In the decade gone by, no discussion on emerging technology trends has been complete without the mention of Artificial Intelligence (AI). It has now become a mainstream technology, touching all aspects of our lives – work, commute, entertainment, shopping, travel, and much more. Technology and environment are often projected on the opposite sides of the sustainability debate. In this article we offer a different perspective and explore how is big data used in environmental science.

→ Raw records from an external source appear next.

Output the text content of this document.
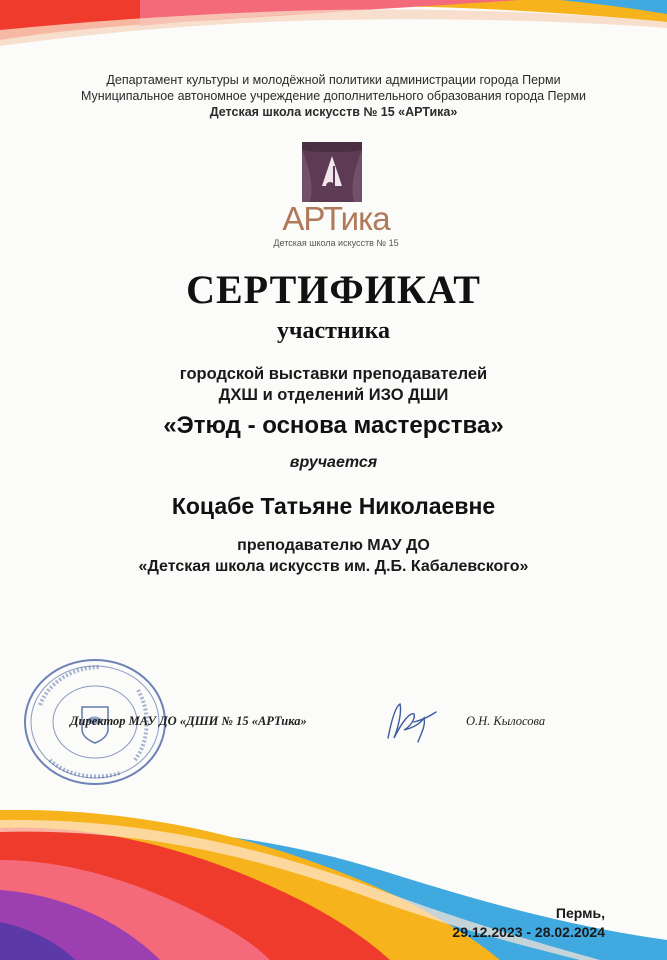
Департамент культуры и молодёжной политики администрации города Перми
Муниципальное автономное учреждение дополнительного образования города Перми
Детская школа искусств № 15 «АРТика»
АРТика
Детская школа искусств № 15
СЕРТИФИКАТ
участника
городской выставки преподавателей
ДХШ и отделений ИЗО ДШИ
«Этюд - основа мастерства»
вручается
Коцабе Татьяне Николаевне
преподавателю МАУ ДО
«Детская школа искусств им. Д.Б. Кабалевского»
Директор МАУ ДО «ДШИ № 15 «АРТика»	О.Н. Кылосова
Пермь,
29.12.2023 - 28.02.2024
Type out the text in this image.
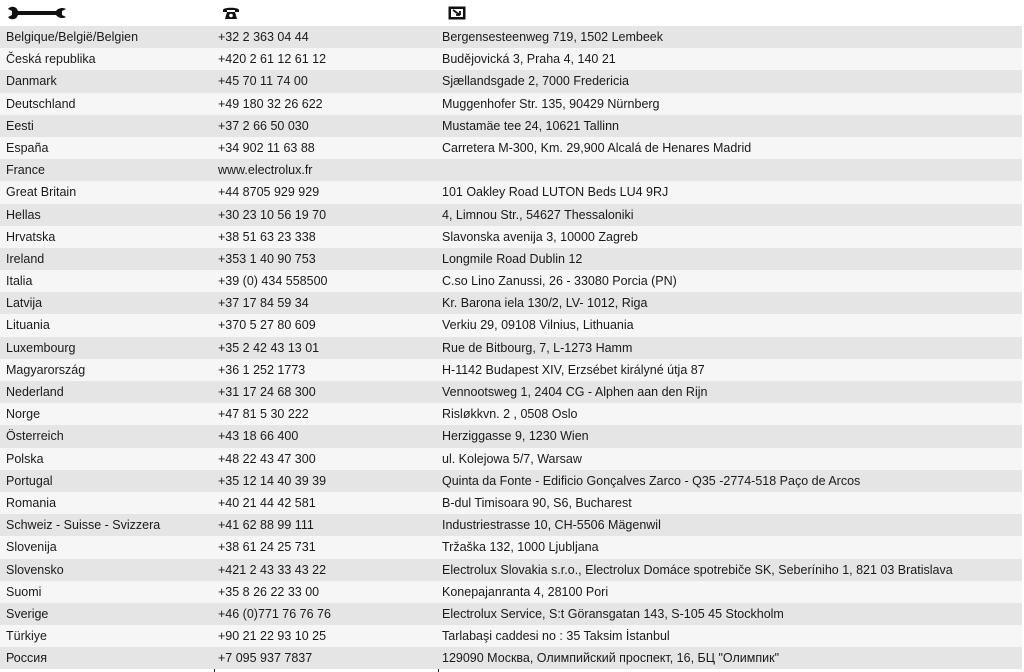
Belgique/België/Belgien	+32 2 363 04 44	Bergensesteenweg 719, 1502 Lembeek
Česká republika	+420 2 61 12 61 12	Budějovická 3, Praha 4, 140 21
Danmark	+45 70 11 74 00	Sjællandsgade 2, 7000 Fredericia
Deutschland	+49 180 32 26 622	Muggenhofer Str. 135, 90429 Nürnberg
Eesti	+37 2 66 50 030	Mustamäe tee 24, 10621 Tallinn
España	+34 902 11 63 88	Carretera M-300, Km. 29,900 Alcalá de Henares Madrid
France	www.electrolux.fr
Great Britain	+44 8705 929 929	101 Oakley Road LUTON Beds LU4 9RJ
Hellas	+30 23 10 56 19 70	4, Limnou Str., 54627 Thessaloniki
Hrvatska	+38 51 63 23 338	Slavonska avenija 3, 10000 Zagreb
Ireland	+353 1 40 90 753	Longmile Road Dublin 12
Italia	+39 (0) 434 558500	C.so Lino Zanussi, 26 - 33080 Porcia (PN)
Latvija	+37 17 84 59 34	Kr. Barona iela 130/2, LV- 1012, Riga
Lituania	+370 5 27 80 609	Verkiu 29, 09108 Vilnius, Lithuania
Luxembourg	+35 2 42 43 13 01	Rue de Bitbourg, 7, L-1273 Hamm
Magyarország	+36 1 252 1773	H-1142 Budapest XIV, Erzsébet királyné útja 87
Nederland	+31 17 24 68 300	Vennootsweg 1, 2404 CG - Alphen aan den Rijn
Norge	+47 81 5 30 222	Risløkkvn. 2 , 0508 Oslo
Österreich	+43 18 66 400	Herziggasse 9, 1230 Wien
Polska	+48 22 43 47 300	ul. Kolejowa 5/7, Warsaw
Portugal	+35 12 14 40 39 39	Quinta da Fonte - Edificio Gonçalves Zarco - Q35 -2774-518 Paço de Arcos
Romania	+40 21 44 42 581	B-dul Timisoara 90, S6, Bucharest
Schweiz - Suisse - Svizzera	+41 62 88 99 111	Industriestrasse 10, CH-5506 Mägenwil
Slovenija	+38 61 24 25 731	Tržaška 132, 1000 Ljubljana
Slovensko	+421 2 43 33 43 22	Electrolux Slovakia s.r.o., Electrolux Domáce spotrebiče SK, Seberíniho 1, 821 03 Bratislava
Suomi	+35 8 26 22 33 00	Konepajanranta 4, 28100 Pori
Sverige	+46 (0)771 76 76 76	Electrolux Service, S:t Göransgatan 143, S-105 45 Stockholm
Türkiye	+90 21 22 93 10 25	Tarlabaşi caddesi no : 35 Taksim İstanbul
Россия	+7 095 937 7837	129090 Москва, Олимпийский проспект, 16, БЦ "Олимпик"
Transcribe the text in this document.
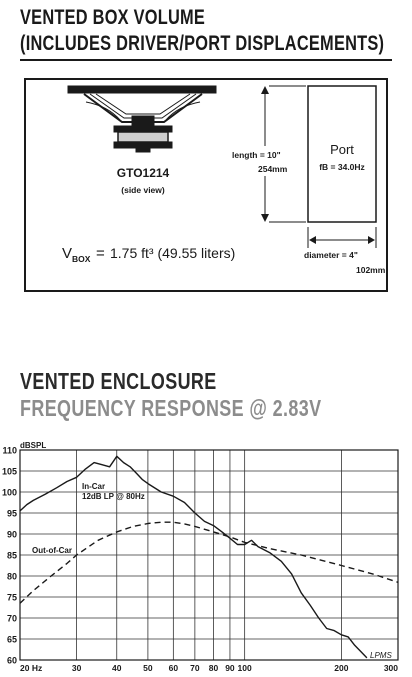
VENTED BOX VOLUME
(INCLUDES DRIVER/PORT DISPLACEMENTS)
GTO1214
(side view)
length = 10"
254mm
Port
fB = 34.0Hz
diameter = 4"
102mm
V BOX = 1.75 ft³ (49.55 liters)
VENTED ENCLOSURE
FREQUENCY RESPONSE @ 2.83V
60
65
70
75
80
85
90
95
100
105
110
20 Hz	30	40	50 60 70 80 90 100	200	300
dBSPL
In-Car
12dB LP @ 80Hz
Out-of-Car
LPMS
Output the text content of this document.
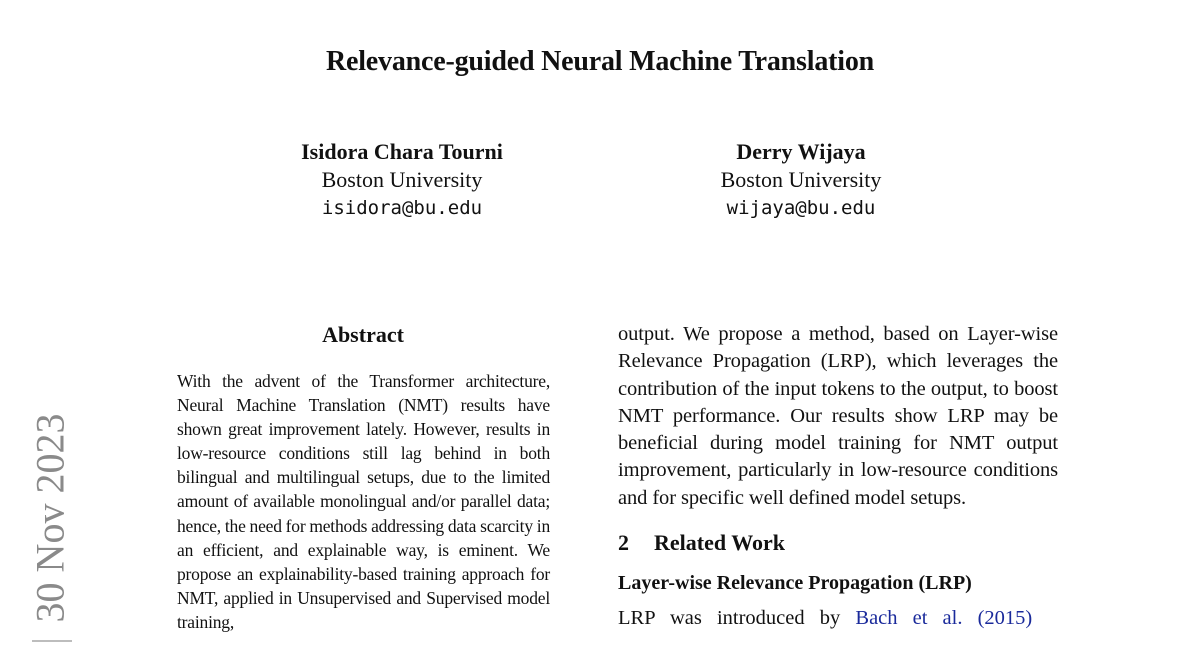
Relevance-guided Neural Machine Translation
Isidora Chara Tourni
Boston University
isidora@bu.edu
Derry Wijaya
Boston University
wijaya@bu.edu
30 Nov 2023
Abstract
With the advent of the Transformer architecture, Neural Machine Translation (NMT) results have shown great improvement lately. However, results in low-resource conditions still lag behind in both bilingual and multilingual setups, due to the limited amount of available monolingual and/or parallel data; hence, the need for methods addressing data scarcity in an efficient, and explainable way, is eminent. We propose an explainability-based training approach for NMT, applied in Unsupervised and Supervised model training,

output. We propose a method, based on Layer-wise Relevance Propagation (LRP), which leverages the contribution of the input tokens to the output, to boost NMT performance. Our results show LRP may be beneficial during model training for NMT output improvement, particularly in low-resource conditions and for specific well defined model setups.

2 Related Work
Layer-wise Relevance Propagation (LRP)
LRP was introduced by Bach et al. (2015)
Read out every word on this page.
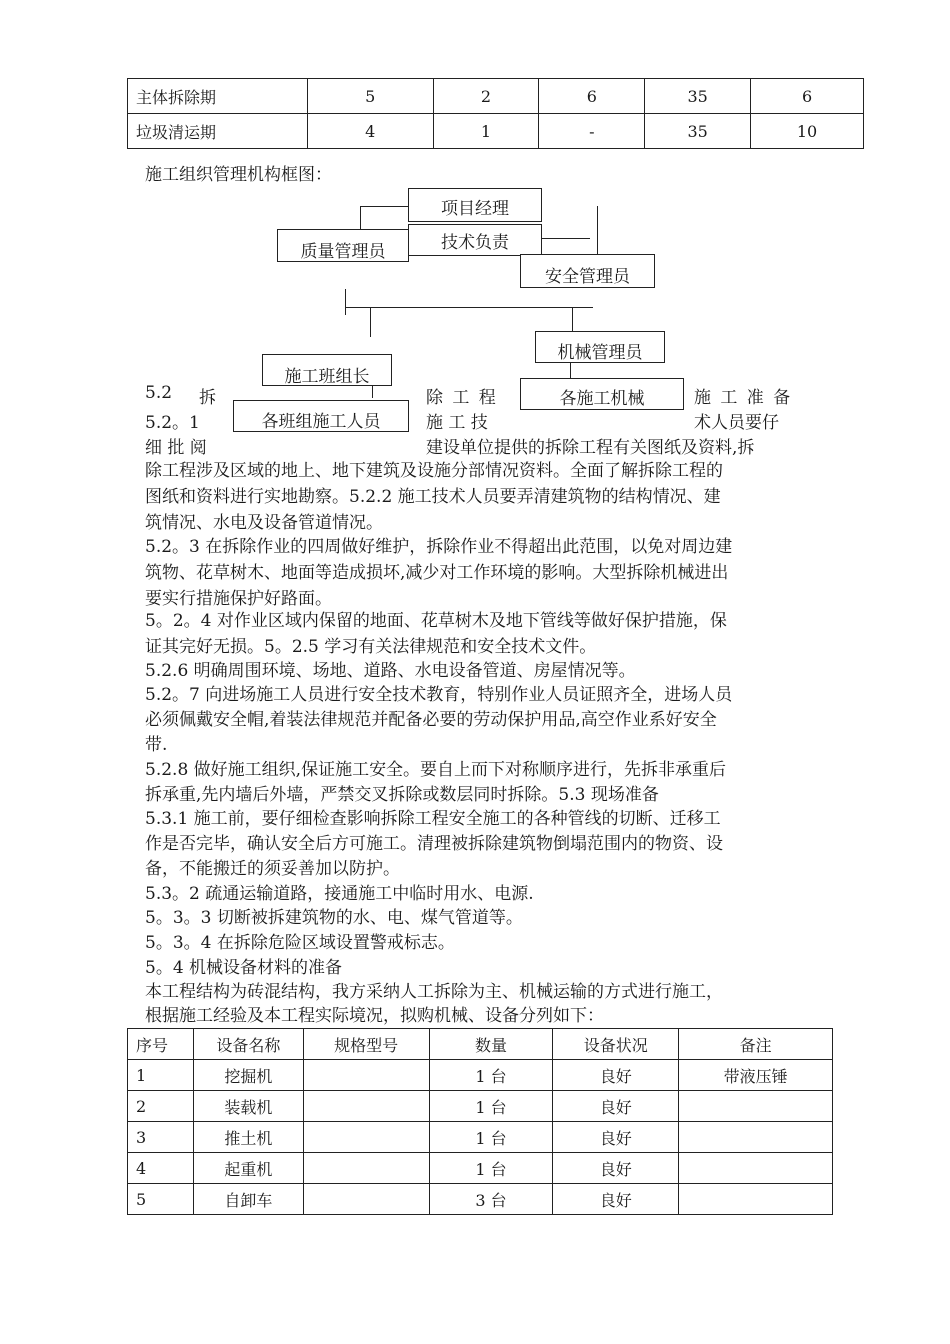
主体拆除期	5	2	6	35	6
垃圾清运期	4	1	-	35	10
施工组织管理机构框图：
项目经理
技术负责
质量管理员
安全管理员
机械管理员
施工班组长
各施工机械
各班组施工人员
5.2 拆	除 工 程	施 工 准 备
5.2。1	施 工 技	术人员要仔
细 批 阅	建设单位提供的拆除工程有关图纸及资料,拆
除工程涉及区域的地上、地下建筑及设施分部情况资料。全面了解拆除工程的
图纸和资料进行实地勘察。5.2.2 施工技术人员要弄清建筑物的结构情况、建
筑情况、水电及设备管道情况。
5.2。3 在拆除作业的四周做好维护，拆除作业不得超出此范围，以免对周边建
筑物、花草树木、地面等造成损坏,减少对工作环境的影响。大型拆除机械进出
要实行措施保护好路面。
5。2。4 对作业区域内保留的地面、花草树木及地下管线等做好保护措施，保
证其完好无损。5。2.5 学习有关法律规范和安全技术文件。
5.2.6 明确周围环境、场地、道路、水电设备管道、房屋情况等。
5.2。7 向进场施工人员进行安全技术教育，特别作业人员证照齐全，进场人员
必须佩戴安全帽,着装法律规范并配备必要的劳动保护用品,高空作业系好安全
带.
5.2.8 做好施工组织,保证施工安全。要自上而下对称顺序进行，先拆非承重后
拆承重,先内墙后外墙，严禁交叉拆除或数层同时拆除。5.3 现场准备
5.3.1 施工前，要仔细检查影响拆除工程安全施工的各种管线的切断、迁移工
作是否完毕，确认安全后方可施工。清理被拆除建筑物倒塌范围内的物资、设
备，不能搬迁的须妥善加以防护。
5.3。2 疏通运输道路，接通施工中临时用水、电源.
5。3。3 切断被拆建筑物的水、电、煤气管道等。
5。3。4 在拆除危险区域设置警戒标志。
5。4 机械设备材料的准备
本工程结构为砖混结构，我方采纳人工拆除为主、机械运输的方式进行施工，
根据施工经验及本工程实际境况，拟购机械、设备分列如下：
序号	设备名称	规格型号	数量	设备状况	备注
1	挖掘机		1 台	良好	带液压锤
2	装载机		1 台	良好	
3	推土机		1 台	良好	
4	起重机		1 台	良好	
5	自卸车		3 台	良好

Can Data Science Save the Environment?

Climate change is here and now. Cities are running out of water, glaciers are melting, species are getting extinct and our non-renewable energy sources are getting depleted. We are probably the first generation of humans to feel it’s adverse effects and the last generation with the time to do something about it. The billions of smart devices, fastest of cars, sophisticated space missions, miniature robots to clear up our veins, and astronomical market caps of tech giants would be of little use if there are no humans to reap their benefits. Here are some ways AI can help us build a better, sustainable tomorrow.

Smart City Projects

This is arguably the biggest, all-encompassing use case of harnessing data science to help the environment. If we effectively leverage machine learning for sustainability, we can have cities with green buildings, utilizing recycled water for outdoor use, minimal carbon footprint, sustainable power management through demand prediction, focus on renewable energy sources, and a lot more. It will take the burden off existing infrastructure and end a never-ending, unsustainable construction race as we are witnessing across the world.

Waste Management

Data science and the environment might seem unrelated concepts at first. However, a closer look at each opens up unlimited possibilities in sustainability and waste management. World Bank estimates we generate 2.01 billion ton municipal solid waste annually, out of which at least 33% damages the environment. Waste segregation is a major bottleneck to recycling and a large portion of it happens manually. AI, machine learning, and data science can be leveraged to predict waste categories by reading images and weight data. This can improve our waste segregation processes, both in terms of speed and accuracy. As self-learning systems consume more data, they get smarter and more accurate in estimating future trends.

Traffic Management

Passenger and commercial traffic is a major contributor to environmental pollution, primarily through emissions and noise. AI-based Intelligent Traffic Management Systems can help control traffic signals by analyzing past data and setting signal timers accordingly. Machine learning models can read camera images and detect traffic violations, speed limit violations, helmet-less driving, blocking free left turns, wrong side driving, lane violations, etc. These are some of the many use cases in leveraging machine learning for sustainability.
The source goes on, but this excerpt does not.